J'effectuai un pas en retrait : les chiens avaient tous la même forme, propre à des labradors bleu clair, dont l'un d'eux, en queue de peloton, s'assit pour me fixer. Sans attirer l'attention de ses compères, il se laissa distancer, et d'un léger sifflement, je l'appelai. Initialement, il vérifia l'écart qui se creusait entre lui et ses amis… puis il fit un pas hésitant vers moi. Je réitérai mon appel, jusqu'à ce qu'il bifurque en ma direction, et quand il aboutit à mon niveau, éclairé par le bleu de la piscine entre nous, je vis parfaitement son museau : c'était un chien mécanique. Aux yeux glacés luisants. Et dont la langue, qu'il laissait pendre à ma rencontre, était noire.
Déjà, les autres chiens s'étonnaient de la disparition de leur compagnon. Au loin, ils me sondaient, sans un grognement : j'étais suspendu, immobile, à leurs rangés d'yeux bleus brillant dans le noir. C'est alors que la porte d'entrée de la maison s'ouvrit. Un homme en sortit. Un temps, il resta sur le perron, pendant qu'il faisait signe aux chiens de rentrer à l'arrière de la maison : il ne disait rien, il se contentait de tendre la main vers eux. Et lorsque les chiens eurent disparu, il resta là à me scruter.

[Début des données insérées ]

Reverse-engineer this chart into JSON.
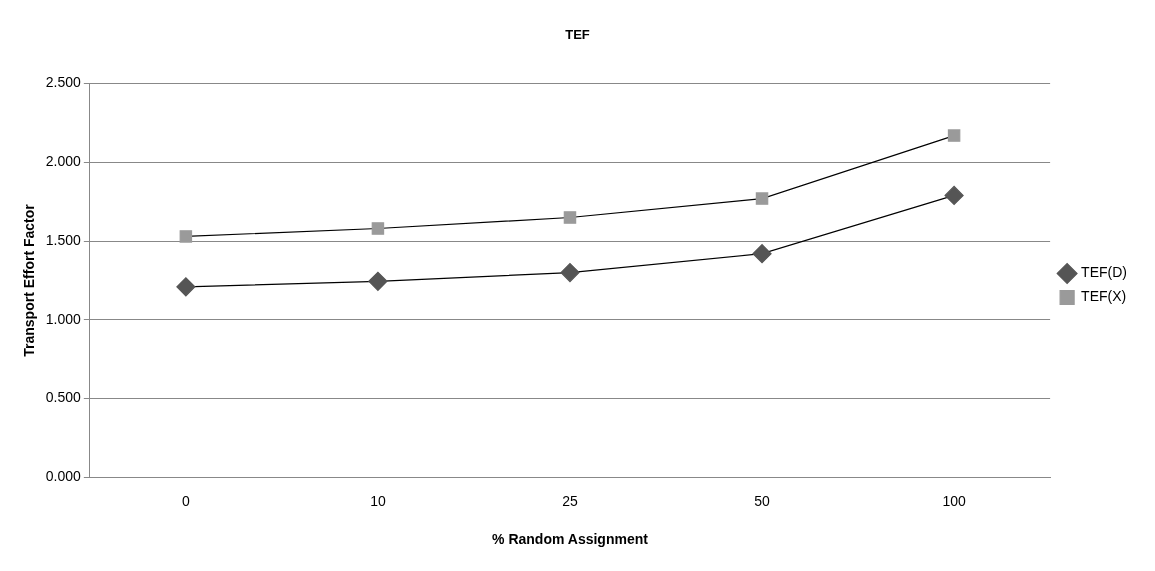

– Bientôt, tu n'auras plus de langue, me dit-il. Car tu auras ma langue. Bientôt, tu n'auras plus de cordes vocales, ou de cavités buccales, ou même de glotte. Car tu auras les miennes. Et bientôt, tu entendras ce que je te dis. Tu l'entendras vraiment. Parce que tu crois peut-être m'entendre, ici… mais pourtant, en ce moment même, je suis en train de te dire bien autre chose que ce que tu peux penser. De prononcer une vérité, dont tu n'as pas idée. Et tu ne l'entends pas.
Il ouvrit la bouche, écartant lentement et totalement sa mâchoire, me mimant des paroles qui ne me parvenaient pas. Les fontaines avaient cessé et l'on pouvait contempler nos silhouettes à distance, la sienne plongée dans l'obscurité, la mienne baignée par les reflets de l'eau. « Tu vas me rejoindre », ajouta-t-il. « Tu ne le sais pas encore, mais tu vas me rejoindre. Et si tu le ne fais pas, on se croisera. On se regardera. Mais on ne se parlera plus. Tu croiras être encore dans notre monde. Mais tu ne le seras plus. »
Il se rapprocha de moi, pour s'arrêter au bord de la piscine. Malgré mes efforts, je ne pouvais pas encore le voir, gêné par les jets de la fontaine qui avaient repris. « Qu'est-ce que tu cherches ? », me demanda-t-il, insistant. « Qu'est-ce que tu cherches ? ». Je ne répondis pas, tentant de mieux l'apercevoir à travers la fontaine, jusqu'à ce qu'elle finisse par retomber et qu'enfin il m'apparaisse clairement. Il avait un visage féminin, et cependant très carré. Malgré son grand front et son imposante mâchoire, ses traits étaient fins et sa peau imberbe. Il paraissait innocent et propre, ses yeux doux et ouverts, ses cheveux noirs et parfaitement coiffés. Il avait une petite bouche, au sourire asymétrique, toujours retenu, mais à l'air franc. Sa voix demeurait grave, pas forcément caverneuse ou rauque, juste assez basse parce qu'il parlait lentement, en articulant soigneusement, avec une musicalité naturelle dans la voix. Ruby ne m'avait pas menti. Astel était un homme.